The case analysis and conceptual software use is presented by a team of Europeans in a new paper in the journal Forensic Science International. The scientists present the software as a new way to investigate crimes – and present them to courtrooms – using raw digital data in three dimensions. 

“It is possible to present a case based on video clips from interactive scene visualization navigation or user defined fly-through paths, which can be shown in court trials. Technically it is also possible to interactively show reconstruction results in court,” write the scientists.

The software is presented by researchers from the Ludwig Boltzmann Institute of Clinical-Forensic Imaging, BioTechMed of Graz, Graz University of Technology, the Medical University of Graz, the Laboratoire national de santé in Luxembourg, the University of Basel, and Heidelberg University.

The program incorporates volumetric 3D autopsy images from either CT or MRI datasets, separate 3D surface models for objects, and 2-D images taken at a crime scene, they report.

They tested the program on four death investigations: the stabbing, a strangling, a gunshot wound to the head, and a blunt-force beating with a hammer.

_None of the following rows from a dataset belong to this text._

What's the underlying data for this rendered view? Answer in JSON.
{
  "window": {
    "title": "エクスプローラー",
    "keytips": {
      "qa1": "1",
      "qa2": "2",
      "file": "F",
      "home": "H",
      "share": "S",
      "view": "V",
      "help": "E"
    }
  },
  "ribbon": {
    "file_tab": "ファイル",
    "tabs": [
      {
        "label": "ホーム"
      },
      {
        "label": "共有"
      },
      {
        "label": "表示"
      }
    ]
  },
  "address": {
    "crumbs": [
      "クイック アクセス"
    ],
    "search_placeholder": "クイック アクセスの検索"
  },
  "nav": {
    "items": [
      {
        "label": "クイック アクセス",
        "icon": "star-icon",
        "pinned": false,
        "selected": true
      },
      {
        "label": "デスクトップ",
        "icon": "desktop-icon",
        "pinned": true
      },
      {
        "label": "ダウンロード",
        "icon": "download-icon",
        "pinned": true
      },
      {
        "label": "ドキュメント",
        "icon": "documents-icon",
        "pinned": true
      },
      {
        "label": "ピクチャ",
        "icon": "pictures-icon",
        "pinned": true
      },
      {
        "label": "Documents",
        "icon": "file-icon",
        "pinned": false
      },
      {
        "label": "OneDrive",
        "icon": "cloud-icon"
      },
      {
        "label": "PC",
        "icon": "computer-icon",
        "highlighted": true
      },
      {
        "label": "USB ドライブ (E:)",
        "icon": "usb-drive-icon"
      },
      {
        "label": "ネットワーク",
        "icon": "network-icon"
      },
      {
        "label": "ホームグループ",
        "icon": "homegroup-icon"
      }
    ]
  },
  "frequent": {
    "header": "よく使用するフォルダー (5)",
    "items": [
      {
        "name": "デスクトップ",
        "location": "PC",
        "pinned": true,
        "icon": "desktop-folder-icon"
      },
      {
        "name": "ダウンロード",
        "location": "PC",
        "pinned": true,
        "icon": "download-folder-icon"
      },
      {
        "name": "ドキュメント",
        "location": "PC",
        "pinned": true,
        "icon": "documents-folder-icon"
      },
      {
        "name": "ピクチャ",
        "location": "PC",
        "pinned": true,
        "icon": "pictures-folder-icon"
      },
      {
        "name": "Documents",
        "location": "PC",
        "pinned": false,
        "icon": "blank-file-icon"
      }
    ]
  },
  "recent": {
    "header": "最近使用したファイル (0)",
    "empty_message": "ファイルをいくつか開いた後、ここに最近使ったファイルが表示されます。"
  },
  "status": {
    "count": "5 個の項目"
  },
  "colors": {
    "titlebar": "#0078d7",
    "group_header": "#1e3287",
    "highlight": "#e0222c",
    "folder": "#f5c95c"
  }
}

The stabbing conveyed the force that drove the serrated edge of the knife through the third rib and then straight through the pulmonary arteries, lancing through one lung, the heart and the other lung – and resulting in the unnaturally entrapped air in the stab wound.

The strangulation showed bruising detected only through CT scans – and then helped depict the direction of the force creating those wounds, the authors report.

The gunshot injury confirmed a suicide under the chin in which the bullet ricocheted off the inside crown of the skull, and came to rest at the back of the right temporal brain lobe – something that would be hard to convey without a reconstruction, the authors recount.

The blunt force death recreates a 93-year-old woman’s brutal beating by hammer, showing the damage incurred by each of five strikes to the head. 

Together, the case studies show the value of depicting the “big picture” of the totality of a crime, and not just a single fragment or angle of the equivocal deaths.

“The presented software tool turned out to be very useful to aid forensic case analysis, documentation and illustration,” they conclude. “This is mainly due to its key concept, which allows (the user) to visually combine all available data sources and types for joint analysis, which is a unique characteristic among software used in this area.”

Some U.S. investigators have been increasingly interested in the use of high-resolution imaging such as CT for autopsies like their counterparts in Europe, as Forensic Magazine has previously noted.